Panama remains in 37th position on the latest Corruption Perception Index (CPI) of 180 countries released by Berlin-based Transparency International (TI) which has an active local chapter
The Index 2018. reveals a disturbing link between corruption and the health of democracies: countries with higher rates of corruption also have weaker democratic institutions and political rights.
The top and bottom of the index haven’t seen much change. Somalia, Syria and South Sudan have the lowest scores. Top performers include the Nordics – Denmark, Finland, Sweden, and Norway – plus New Zealand, Singapore and Switzerland. These countries mostly have several democratic attributes in common that help them keep corruption in their public sectors under control.

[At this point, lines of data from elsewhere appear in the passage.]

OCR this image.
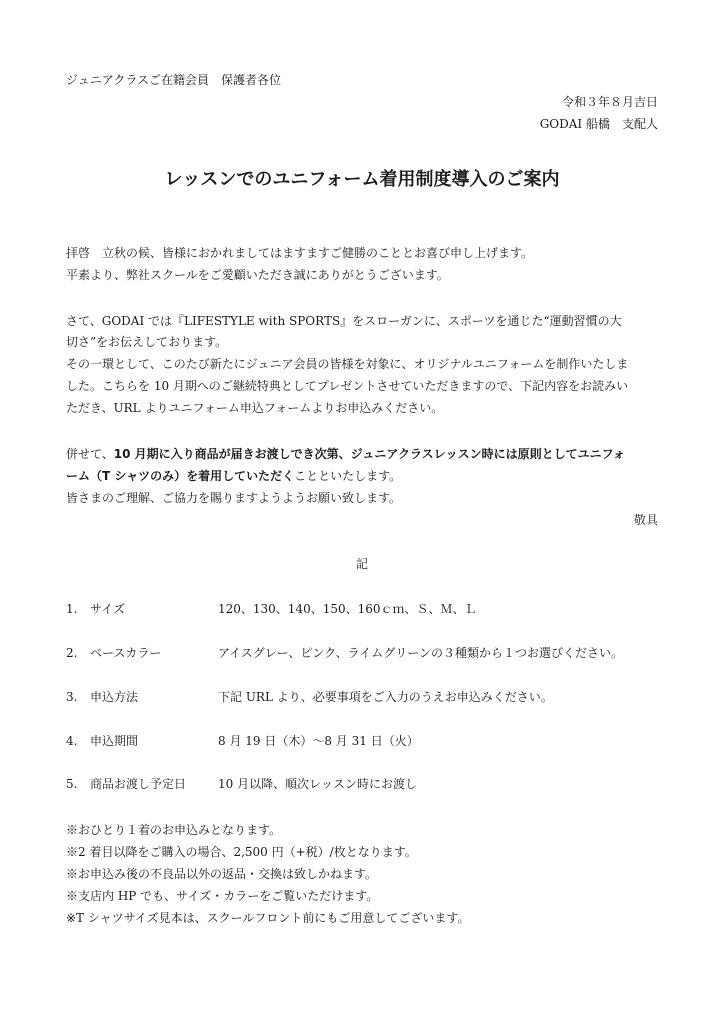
ジュニアクラスご在籍会員　保護者各位

令和３年８月吉日

GODAI 船橋　支配人

レッスンでのユニフォーム着用制度導入のご案内

拝啓　立秋の候、皆様におかれましてはますますご健勝のこととお喜び申し上げます。

平素より、弊社スクールをご愛顧いただき誠にありがとうございます。

さて、GODAI では『LIFESTYLE with SPORTS』をスローガンに、スポーツを通じた“運動習慣の大

切さ”をお伝えしております。

その一環として、このたび新たにジュニア会員の皆様を対象に、オリジナルユニフォームを制作いたしま

した。こちらを 10 月期へのご継続特典としてプレゼントさせていただきますので、下記内容をお読みい

ただき、URL よりユニフォーム申込フォームよりお申込みください。

併せて、10 月期に入り商品が届きお渡しでき次第、ジュニアクラスレッスン時には原則としてユニフォ

ーム（T シャツのみ）を着用していただくことといたします。

皆さまのご理解、ご協力を賜りますようようお願い致します。

敬具

記

1. サイズ	120、130、140、150、160ｃｍ、Ｓ、Ｍ、Ｌ
2. ベースカラー	アイスグレー、ピンク、ライムグリーンの３種類から１つお選びください。
3. 申込方法	下記 URL より、必要事項をご入力のうえお申込みください。
4. 申込期間	8 月 19 日（木）～8 月 31 日（火）
5. 商品お渡し予定日	10 月以降、順次レッスン時にお渡し

※おひとり１着のお申込みとなります。

※2 着目以降をご購入の場合、2,500 円（+税）/枚となります。

※お申込み後の不良品以外の返品・交換は致しかねます。

※支店内 HP でも、サイズ・カラーをご覧いただけます。

※T シャツサイズ見本は、スクールフロント前にもご用意してございます。
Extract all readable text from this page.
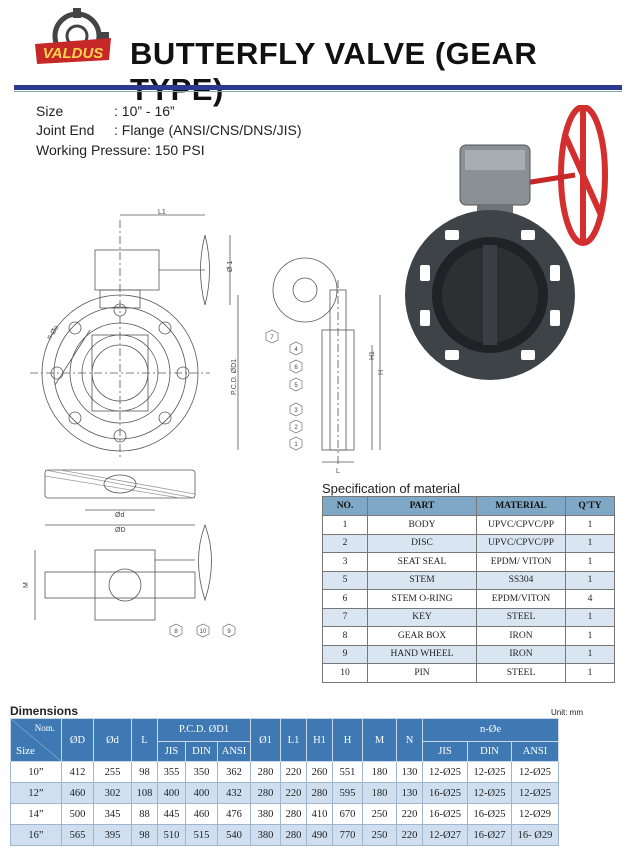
VALDUS BUTTERFLY VALVE (GEAR
Size	: 10” - 16”
Joint End : Flange (ANSI/CNS/DNS/JIS)
Working Pressure: 150 PSI
L1
Ø 1
P.C.D. ØD1
n-Øe
H
H1
L
Ød
ØD
M
7
4
6
5
3
2
1
8	10	9
Specification of material
NO.	PART	MATERIAL	Q'TY
1	BODY	UPVC/CPVC/PP	1
2	DISC	UPVC/CPVC/PP	1
3	SEAT SEAL	EPDM/ VITON	1
5	STEM	SS304	1
6	STEM O-RING	EPDM/VITON	4
7	KEY	STEEL	1
8	GEAR BOX	IRON	1
9	HAND WHEEL	IRON	1
10	PIN	STEEL	1
Dimensions	Unit: mm
Nom.
Size	ØD	Ød	L	P.C.D. ØD1			Ø1	L1	H1	H	M	N	n-Øe		
				JIS	DIN	ANSI							JIS	DIN	ANSI
10”	412	255	98	355	350	362	280	220	260	551	180	130	12-Ø25	12-Ø25	12-Ø25
12”	460	302	108	400	400	432	280	220	280	595	180	130	16-Ø25	12-Ø25	12-Ø25
14”	500	345	88	445	460	476	380	280	410	670	250	220	16-Ø25	16-Ø25	12-Ø29
16”	565	395	98	510	515	540	380	280	490	770	250	220	12-Ø27	16-Ø27	16- Ø29
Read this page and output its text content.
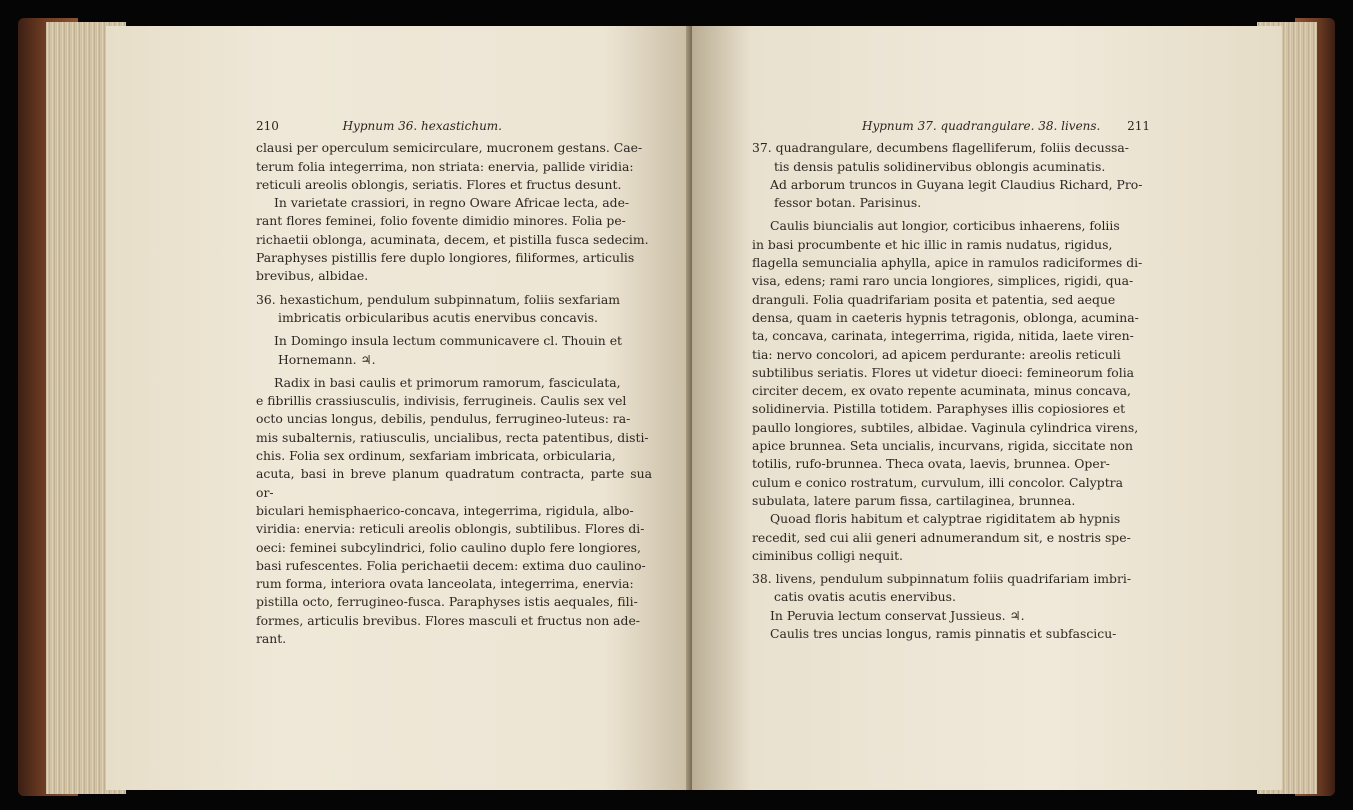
210	Hypnum 36. hexastichum.

clausi per operculum semicirculare, mucronem gestans. Cae-

terum folia integerrima, non striata: enervia, pallide viridia:

reticuli areolis oblongis, seriatis. Flores et fructus desunt.

In varietate crassiori, in regno Oware Africae lecta, ade-

rant flores feminei, folio fovente dimidio minores. Folia pe-

richaetii oblonga, acuminata, decem, et pistilla fusca sedecim.

Paraphyses pistillis fere duplo longiores, filiformes, articulis

brevibus, albidae.

36. hexastichum, pendulum subpinnatum, foliis sexfariam

imbricatis orbicularibus acutis enervibus concavis.

In Domingo insula lectum communicavere cl. Thouin et

Hornemann. ♃.

Radix in basi caulis et primorum ramorum, fasciculata,

e fibrillis crassiusculis, indivisis, ferrugineis. Caulis sex vel

octo uncias longus, debilis, pendulus, ferrugineo-luteus: ra-

mis subalternis, ratiusculis, uncialibus, recta patentibus, disti-

chis. Folia sex ordinum, sexfariam imbricata, orbicularia,

acuta, basi in breve planum quadratum contracta, parte sua or-

biculari hemisphaerico-concava, integerrima, rigidula, albo-

viridia: enervia: reticuli areolis oblongis, subtilibus. Flores di-

oeci: feminei subcylindrici, folio caulino duplo fere longiores,

basi rufescentes. Folia perichaetii decem: extima duo caulino-

rum forma, interiora ovata lanceolata, integerrima, enervia:

pistilla octo, ferrugineo-fusca. Paraphyses istis aequales, fili-

formes, articulis brevibus. Flores masculi et fructus non ade-

rant.

Hypnum 37. quadrangulare. 38. livens. 211

37. quadrangulare, decumbens flagelliferum, foliis decussa-

tis densis patulis solidinervibus oblongis acuminatis.

Ad arborum truncos in Guyana legit Claudius Richard, Pro-

fessor botan. Parisinus.

Caulis biuncialis aut longior, corticibus inhaerens, foliis

in basi procumbente et hic illic in ramis nudatus, rigidus,

flagella semuncialia aphylla, apice in ramulos radiciformes di-

visa, edens; rami raro uncia longiores, simplices, rigidi, qua-

dranguli. Folia quadrifariam posita et patentia, sed aeque

densa, quam in caeteris hypnis tetragonis, oblonga, acumina-

ta, concava, carinata, integerrima, rigida, nitida, laete viren-

tia: nervo concolori, ad apicem perdurante: areolis reticuli

subtilibus seriatis. Flores ut videtur dioeci: femineorum folia

circiter decem, ex ovato repente acuminata, minus concava,

solidinervia. Pistilla totidem. Paraphyses illis copiosiores et

paullo longiores, subtiles, albidae. Vaginula cylindrica virens,

apice brunnea. Seta uncialis, incurvans, rigida, siccitate non

totilis, rufo-brunnea. Theca ovata, laevis, brunnea. Oper-

culum e conico rostratum, curvulum, illi concolor. Calyptra

subulata, latere parum fissa, cartilaginea, brunnea.

Quoad floris habitum et calyptrae rigiditatem ab hypnis

recedit, sed cui alii generi adnumerandum sit, e nostris spe-

ciminibus colligi nequit.

38. livens, pendulum subpinnatum foliis quadrifariam imbri-

catis ovatis acutis enervibus.

In Peruvia lectum conservat Jussieus. ♃.

Caulis tres uncias longus, ramis pinnatis et subfascicu-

But many of the countries have also been involved in major corruption scandals
Denmark, which tops the list this year, has been rocked by the revelations of massive money-laundering at the Estonian branch of Danske Bank, the country’s biggest lender Danske, is spending hundreds of millions to fix the problem. .
Switzerland – particularly its banks and other financial intermediaries – is a regular feature in stories about stolen public money finding its way out of countries around the world.
The CPI doesn’t measure private-sector corruption like money laundering, tax fraud, foreign bribery, financial secrecy or illicit flows of money. It also doesn’t look at individual corruption cases.